### First
I began by opening the excel file, noted it had 4 sheets, one of which was data and the rest were related to the challenge itself.

### Second
I chose to complete this in Python as it is becoming my language of choice, I find that employers prefer it to R (which I am generally stronger in), the visualizations are simpler to handle, and I can easily share the Jupyter Notbook with you in a state that demonstrates the outcome of my operations

### Third
I imported libraries to handle the data and began a short EDA (exploratory data analysis) to determine an idea of what I was working with and to approach the questions that I am posed in A and B.

### Fourth
Plan:
    * Observe the frequency distribution of the time periods
    * Find the average number of times a user uses the portal
    * Find the portal page that is most and least frequently viewed
    * Indicate the time periods of use and view the frequency distributions for each page
        * Make a plot for each page's distribution, "hued" by week
        * Check the mean for each period for each page and see if it "shifts"

#### Initial EDA and transformations
* Import data by utilizing Pandas 'read' functionality and select the appropriate sheet of the data
* Conduct a quick view with 'head' (transposed to make it easier to read, this is personal preference)
    * Noted the User_ID is some sort of hash, I prefer to categorize by counting numbers as strings because thy aren't meant to be operated upon (e.g. adding social security numbers doesn't make sense, so looking at them as stringed categories is more appropriate)
    * Data is not dirty, but is fairly uninformative
        * I will need to construct all of the relevant information

## What can you tell me about this data?

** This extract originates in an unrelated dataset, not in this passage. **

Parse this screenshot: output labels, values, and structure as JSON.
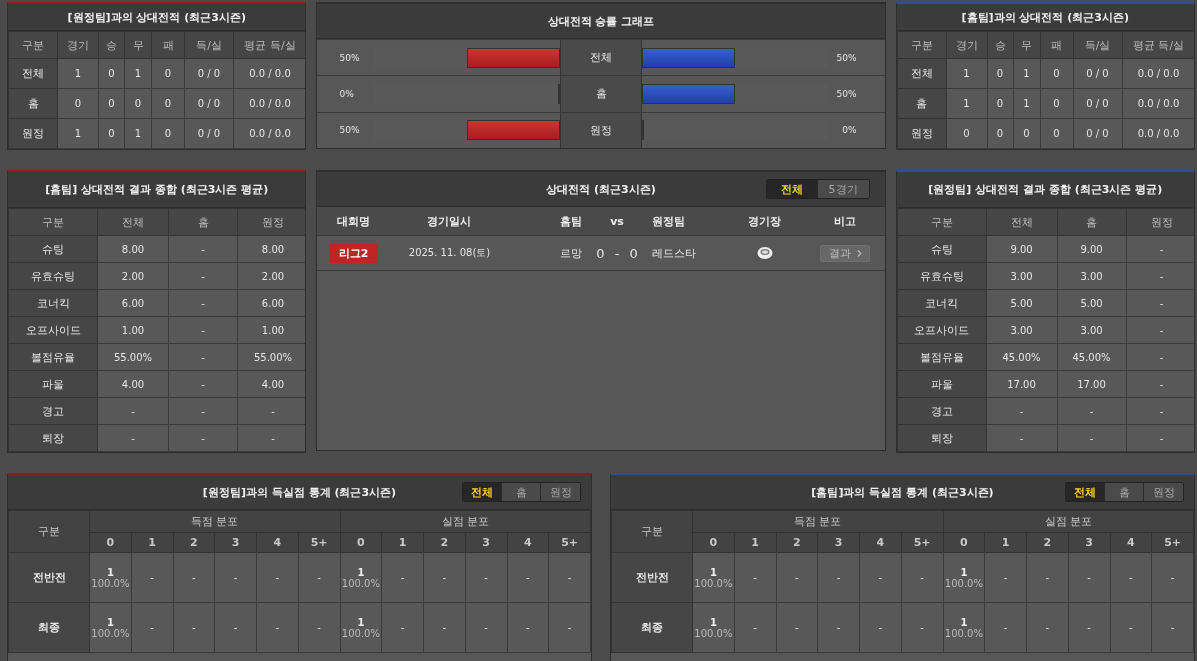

What is in this data?

## Does Portal Page usage shift week-to-week (relative to when an User first used the service)?

## How would you improve Portal Page engagement of Users (relative how a User uses the service)?

# Findings

## A
* This data is of a longitudinal nature (panel data in econometrics) such that there are n > 1 observations transitioning over time.
* Each observation contains (what appears to be) a hashed (encrypted by some measure) userID, an organization ID that clusters (or groups) the entities, a first use date signifiying the period of initial use of the portal, a use date signifying the period of use for the observation, and a portal page indicating the page used in the observation.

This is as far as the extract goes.